Avoid the temptation to try the chair lift
As a veteran skier, the rope pull up the mountain is agonizingly mundane, but it's exactly what kids need when they are starting out.
It's easy to think after a couple of runs with just the magic carpet that they are ready for a chair lift, but it's a mistake.
You want to rely purely on the beginner's hill until basically she complains it's too boring and wants a challenge.
Take a break before they ask
As a parent, one mistake to avoid is the "I spent a lot of money on this trip, so we're going to get every minute of value out of it" thought process.

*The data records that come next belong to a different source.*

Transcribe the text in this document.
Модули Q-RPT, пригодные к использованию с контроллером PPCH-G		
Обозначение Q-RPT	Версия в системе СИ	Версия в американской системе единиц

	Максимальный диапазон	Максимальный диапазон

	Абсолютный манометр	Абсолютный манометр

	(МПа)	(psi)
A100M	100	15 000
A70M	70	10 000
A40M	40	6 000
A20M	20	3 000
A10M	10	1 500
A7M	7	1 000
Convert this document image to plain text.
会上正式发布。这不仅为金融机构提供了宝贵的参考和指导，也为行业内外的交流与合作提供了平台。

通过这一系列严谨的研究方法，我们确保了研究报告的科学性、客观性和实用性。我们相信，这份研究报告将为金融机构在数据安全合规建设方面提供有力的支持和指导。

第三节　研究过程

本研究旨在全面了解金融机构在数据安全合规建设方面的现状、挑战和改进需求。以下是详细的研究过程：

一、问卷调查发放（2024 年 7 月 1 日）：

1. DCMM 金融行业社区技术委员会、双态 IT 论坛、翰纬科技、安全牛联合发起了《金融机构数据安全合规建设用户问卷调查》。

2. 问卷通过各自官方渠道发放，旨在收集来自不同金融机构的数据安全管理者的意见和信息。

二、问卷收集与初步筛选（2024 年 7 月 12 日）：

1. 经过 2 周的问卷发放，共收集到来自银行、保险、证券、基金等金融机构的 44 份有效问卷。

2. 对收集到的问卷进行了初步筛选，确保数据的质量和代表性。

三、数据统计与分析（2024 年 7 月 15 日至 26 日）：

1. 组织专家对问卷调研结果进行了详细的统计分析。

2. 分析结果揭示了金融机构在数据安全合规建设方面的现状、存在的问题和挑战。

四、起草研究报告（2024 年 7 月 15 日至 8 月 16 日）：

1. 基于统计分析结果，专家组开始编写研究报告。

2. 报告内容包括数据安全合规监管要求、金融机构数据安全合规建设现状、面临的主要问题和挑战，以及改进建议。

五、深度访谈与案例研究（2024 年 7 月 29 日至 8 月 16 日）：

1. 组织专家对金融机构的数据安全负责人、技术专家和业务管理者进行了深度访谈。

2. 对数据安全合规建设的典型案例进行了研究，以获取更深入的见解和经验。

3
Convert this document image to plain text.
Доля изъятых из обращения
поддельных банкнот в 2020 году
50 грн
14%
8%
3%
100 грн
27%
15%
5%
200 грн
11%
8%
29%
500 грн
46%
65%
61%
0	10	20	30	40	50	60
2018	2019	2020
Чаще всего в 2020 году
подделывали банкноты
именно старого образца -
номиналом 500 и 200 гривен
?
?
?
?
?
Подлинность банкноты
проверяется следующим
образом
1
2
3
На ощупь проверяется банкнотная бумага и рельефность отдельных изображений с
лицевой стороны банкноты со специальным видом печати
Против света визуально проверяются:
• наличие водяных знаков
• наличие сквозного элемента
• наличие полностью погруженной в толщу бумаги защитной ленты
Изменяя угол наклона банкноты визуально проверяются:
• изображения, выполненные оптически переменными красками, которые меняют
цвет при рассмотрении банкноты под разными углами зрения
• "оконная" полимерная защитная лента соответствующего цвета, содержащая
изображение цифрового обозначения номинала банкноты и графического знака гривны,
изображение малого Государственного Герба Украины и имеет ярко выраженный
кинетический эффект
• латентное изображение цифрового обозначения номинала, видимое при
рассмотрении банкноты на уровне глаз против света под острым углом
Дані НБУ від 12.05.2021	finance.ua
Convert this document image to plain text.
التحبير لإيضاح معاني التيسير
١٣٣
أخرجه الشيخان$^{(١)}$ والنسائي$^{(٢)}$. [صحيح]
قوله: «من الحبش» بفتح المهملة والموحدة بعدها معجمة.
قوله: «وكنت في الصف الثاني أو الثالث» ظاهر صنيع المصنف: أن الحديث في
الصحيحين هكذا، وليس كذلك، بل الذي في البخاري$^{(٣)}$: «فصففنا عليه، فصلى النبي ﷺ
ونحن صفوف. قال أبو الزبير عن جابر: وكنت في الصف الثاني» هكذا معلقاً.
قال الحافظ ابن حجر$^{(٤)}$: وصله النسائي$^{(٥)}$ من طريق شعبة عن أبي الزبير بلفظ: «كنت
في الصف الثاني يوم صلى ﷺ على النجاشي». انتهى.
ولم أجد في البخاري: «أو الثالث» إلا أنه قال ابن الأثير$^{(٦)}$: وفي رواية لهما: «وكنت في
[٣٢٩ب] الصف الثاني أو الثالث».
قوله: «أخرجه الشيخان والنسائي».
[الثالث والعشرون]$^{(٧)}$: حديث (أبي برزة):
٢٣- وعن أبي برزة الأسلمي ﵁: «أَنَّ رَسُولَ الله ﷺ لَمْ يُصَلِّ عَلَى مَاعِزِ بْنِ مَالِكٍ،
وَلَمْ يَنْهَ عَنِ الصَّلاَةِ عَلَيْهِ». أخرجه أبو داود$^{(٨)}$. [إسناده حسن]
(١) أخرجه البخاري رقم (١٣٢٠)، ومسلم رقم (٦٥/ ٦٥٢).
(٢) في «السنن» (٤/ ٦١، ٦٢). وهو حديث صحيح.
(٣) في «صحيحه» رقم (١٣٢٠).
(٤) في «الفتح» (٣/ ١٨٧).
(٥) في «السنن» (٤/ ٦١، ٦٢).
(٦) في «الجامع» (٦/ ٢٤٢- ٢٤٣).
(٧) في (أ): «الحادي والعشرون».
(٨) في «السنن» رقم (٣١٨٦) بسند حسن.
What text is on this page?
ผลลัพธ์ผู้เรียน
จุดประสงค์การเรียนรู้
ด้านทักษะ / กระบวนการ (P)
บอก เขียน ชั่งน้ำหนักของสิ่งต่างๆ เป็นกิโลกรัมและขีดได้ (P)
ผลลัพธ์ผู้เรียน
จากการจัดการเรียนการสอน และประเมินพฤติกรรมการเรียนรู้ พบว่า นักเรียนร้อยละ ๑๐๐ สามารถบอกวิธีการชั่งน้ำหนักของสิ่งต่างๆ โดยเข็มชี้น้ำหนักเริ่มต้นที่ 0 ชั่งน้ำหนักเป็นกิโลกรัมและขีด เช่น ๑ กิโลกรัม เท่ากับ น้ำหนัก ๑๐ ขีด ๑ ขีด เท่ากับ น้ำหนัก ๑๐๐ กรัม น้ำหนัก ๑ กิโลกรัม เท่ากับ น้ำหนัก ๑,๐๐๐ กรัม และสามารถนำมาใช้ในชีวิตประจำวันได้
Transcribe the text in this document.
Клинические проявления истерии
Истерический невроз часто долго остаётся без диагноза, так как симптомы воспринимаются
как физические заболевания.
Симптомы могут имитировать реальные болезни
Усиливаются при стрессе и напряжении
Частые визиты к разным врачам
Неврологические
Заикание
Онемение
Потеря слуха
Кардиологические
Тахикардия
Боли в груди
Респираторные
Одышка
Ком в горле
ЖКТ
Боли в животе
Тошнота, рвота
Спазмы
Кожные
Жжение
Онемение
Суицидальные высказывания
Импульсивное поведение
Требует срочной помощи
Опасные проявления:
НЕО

First and foremost, you want your children to love skiing, and if you force them to ski past the point they are getting tired, it will become a chore and not a fun sport.
I looked for signs of fatigue, but also would insist we take a break before the normal lunch time just so she could ski away with enough energy. Plus, it saved my sanity from trying to teach her.
Buy used clothing
Everything skiing costs a lot, but ski clothes are one area you don't have to spend a fortune.
I found great deals on used ski clothing for my daughter on eBay. It was clear to me most of the ski clothing was from other kids that had one trip and likely grew out of it.
Not only will used clothing save you money, it protects if they don't love skiing and it becomes a "one and done" situation.
Don't lose your cool
Kids learn at a different pace than adults, and skiing is tough for just about anyone to pick up. So don't yell at your kids when they struggle with the basics.
I'm not the most patient person on Earth, so I had to remind myself this will not be a major issue if she takes longer to grasp something simple.
Not only will yelling not motivate kids to learn any faster, it's more likely to turn them off to the experience.
This piece of advice was a good reminder that ski lessons are worth the money considering the instructors have a better temperament than I do.